The recommendations landed the same day QatarEnergy’s CEO confirmed that Iranian missile strikes had knocked out 17% of the country’s LNG export capacity for three to five years, confessing that he never expected Qatar would suffer such an attack “from a brotherly Muslim country in the month of Ramadan.”. Qatar accounts for nearly 20% of the global LNG supply. A 17% cut to that capacity for half a decade is a structural hole in the global energy market.
The fallout extends well beyond LNG. Liquefied petroleum gas, used for heating homes across South Asia, will fall 13%. Helium, critical for semiconductor manufacturing in South Korea, will drop 14%. And none of these will come back immediately when the war stops; physical repairs will take years.
This is all happening because the Strait of Hormuz, through which roughly 20% of the world’s oil used to transit every day, remains closed. Since late February, Iran has attacked at least 21 merchant ships. The IRGC warned that any vessel linked to the U.S., Israel, or their allies would be treated as a legitimate target. Major shipping firms naturally suspended transit. The IRGC told the world to “expect oil at $200 per barrel.”
The IEA’s 400 million isn’t a lot if you do the math. Global oil consumption runs about 105 million barrels per day. The release covers less than four days of world demand. Compared to the 20 million barrels per day that normally flow through Hormuz, it equals about 20 days of typical traffic. And it takes roughly two weeks from a presidential release order for oil to actually reach U.S. markets through pipelines and refining capacity. This is a band-aid on an arterial bleed, and the IEA knows it.

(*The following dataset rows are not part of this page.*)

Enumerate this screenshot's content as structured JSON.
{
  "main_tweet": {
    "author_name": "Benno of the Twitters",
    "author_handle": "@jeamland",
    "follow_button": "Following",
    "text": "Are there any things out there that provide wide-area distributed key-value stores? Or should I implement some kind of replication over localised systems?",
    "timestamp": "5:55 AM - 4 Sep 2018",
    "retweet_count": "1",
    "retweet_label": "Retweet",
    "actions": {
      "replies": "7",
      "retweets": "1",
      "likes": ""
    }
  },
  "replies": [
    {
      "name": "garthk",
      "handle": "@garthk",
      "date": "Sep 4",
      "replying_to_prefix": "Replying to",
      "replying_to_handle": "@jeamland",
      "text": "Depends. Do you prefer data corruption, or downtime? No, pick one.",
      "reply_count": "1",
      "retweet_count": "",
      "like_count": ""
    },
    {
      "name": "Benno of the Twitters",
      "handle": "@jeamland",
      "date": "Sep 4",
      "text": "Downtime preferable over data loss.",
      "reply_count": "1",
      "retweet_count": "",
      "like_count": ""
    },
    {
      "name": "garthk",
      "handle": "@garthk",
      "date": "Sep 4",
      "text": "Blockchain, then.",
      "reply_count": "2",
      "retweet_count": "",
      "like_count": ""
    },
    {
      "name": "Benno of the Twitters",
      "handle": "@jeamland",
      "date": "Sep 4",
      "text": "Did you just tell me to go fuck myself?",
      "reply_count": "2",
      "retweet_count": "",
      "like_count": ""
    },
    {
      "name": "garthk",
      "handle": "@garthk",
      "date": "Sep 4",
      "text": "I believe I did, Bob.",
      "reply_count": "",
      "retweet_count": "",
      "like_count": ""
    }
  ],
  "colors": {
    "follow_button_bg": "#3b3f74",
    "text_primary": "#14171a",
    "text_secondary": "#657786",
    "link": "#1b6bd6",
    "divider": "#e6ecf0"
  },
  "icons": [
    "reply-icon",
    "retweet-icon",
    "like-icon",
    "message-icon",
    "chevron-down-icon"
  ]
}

So the agency is now turning to demand. The ten-point plan released Friday asks governments to encourage remote work, reduce highway speed limits by at least 10 kilometers per hour, promote car sharing, and urge citizens to avoid flying when alternatives exist. It recommends switching from LPG to electric cooktops where possible and asks industrial users to find alternative feedstocks. The Philippines has already shifted government employees to a four-day work week to save fuel. Pakistan has cancelled public events and restricted fuel consumption.
The phrase “until normal flows resume” is doing a lot of heavy lifting. Nobody knows when that’ll be. Israel says it’s helping the U.S. reopen the strait. Trump says a coalition is coming. But no warships from any allied nation have committed to escort duty and the IRGC is still firing on commercial vessels. The result? Goldman Sachs raised its U.S. recession odds to 25%.
The IEA is not wrong that reducing demand helps at the margins. But the gap between “work from home three days a week” and “the largest supply disruption in the history of the global oil market” tells you everything about where things stand. The supply side is broken. The strategic reserves are a stopgap measured in weeks, not months. The physical infrastructure that makes Qatar the world’s second-largest LNG exporter just lost 17% of its capacity for the rest of the decade. And the international body responsible for coordinating the global energy response is asking you to take the bus.